DAMAGE AND PILFERAGE
There is inevitably wear and tear on bikes as they get used, and are exposed to the elements. On top of that, pilferage or just plain vandalism might be a factor in some cities.
These add up again to higher operating costs for repair and replacement. If there is no proper inventory tracking system, bike-sharing companies will suffer substantial losses.
According to the Financial Times in June 2017, Wukong Bicycle, one of the first bike-sharing companies in China to close down, lost 90 per cent of its bicycles to theft over six-and-half months.
In some ways, the vast proliferation of bike-sharing makes companies victims of their success. The more the bikes are used, the more they are out there parked on the streets, and therefore the greater the social backlash they generate, with regulatory authorities more likely to step in.
Although not factored in at the start, they suffer rapidly growing costs of operations and compliance as their business volume surges.
LESSONS FOR E-SCOOTER COMPANIES
The next wave of last-mile mobility, which might involve the use of e-scooters, will have to consider these operational and regulatory issues in their business models, to be successful.
E-scooter batteries have to be charged regularly, so companies in this space must factor in plans to tap on a user base and the need to build infrastructure to ensure that e-scooters are and can be regularly charged.
The bike-sharing sector’s fixated on swift consumer acquisition, which might have led to their downfall. Learning from this, e-scooter companies will do well to consider an initial gradual customer acquisition approach, scaling up more rapidly as companies gain more experience and information.
But the problem is that start-ups often come under huge pressure to grow speedily when many venture capital models focus on traditional network economics measures of potential including the start-up's user base and growth in active users.
Although investors also look at the number of cities or countries start-ups plan to enter, these are less applicable for the bike-sharing sector as each city’s operation is relatively self-contained.
While insights into usage patterns and IT systems can be transferable, there may be minimal synergies in the sharing of operational cost across cities.
E-scooter operators also need to remember that satisfying a user base spread over a large area (e.g. across Singapore) might be more costly than satisfying a user base concentrated in a smaller locality (e.g. like Tampines).

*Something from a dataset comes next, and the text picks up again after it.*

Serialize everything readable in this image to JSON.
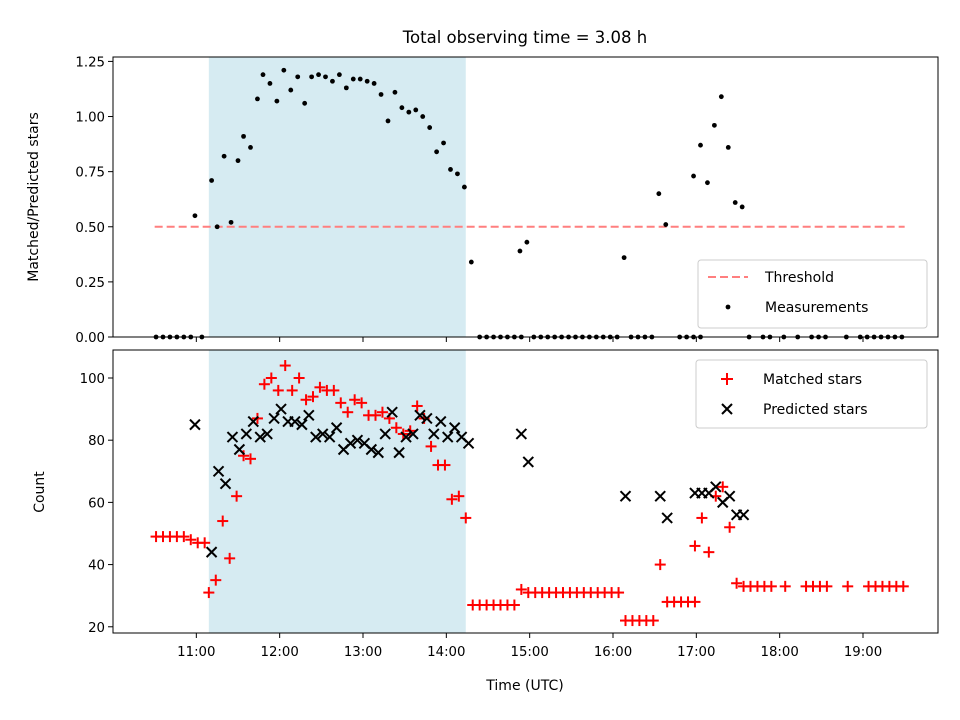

E-scooters should also be seen in the context of complementing and enhancing the overall transportation network, for example, in linking MRT stations and bus terminals to office areas and housing estates.
Data that illuminate consumer patterns will be key to ensuring its value proposition and the sustainability of its business.
The company should plan out and adapt its operating processes, analyse consumer information together with journeys taken and timing, and work out how best to optimise its positioning of e-scooters and electrical charging points, based on the usage patterns gleaned through operations.
With information on demand, the company is in a better position to optimise its pricing models based on different periods of the day, week and month, and according to demand for each location.
Starting with an area-by-area approach, or city-by-city approach, allows it to build up economies of scale.
The widespread proliferation of bike-sharing services and their sharp decline in Singapore offers lessons for policymakers and companies looking to solve Singapore’s last-mile transport puzzle.
If e-scooter companies and the investors backing them up avoid the temptation of rapidly scaling up for market share, and focus on consumer retention and a sustainable business model, the city-state has a shot at better last-mile transport mobility.
Goh Puay Guan is an associate professor in the Department of Analytics & Operations at the National University of Singapore (NUS) Business School.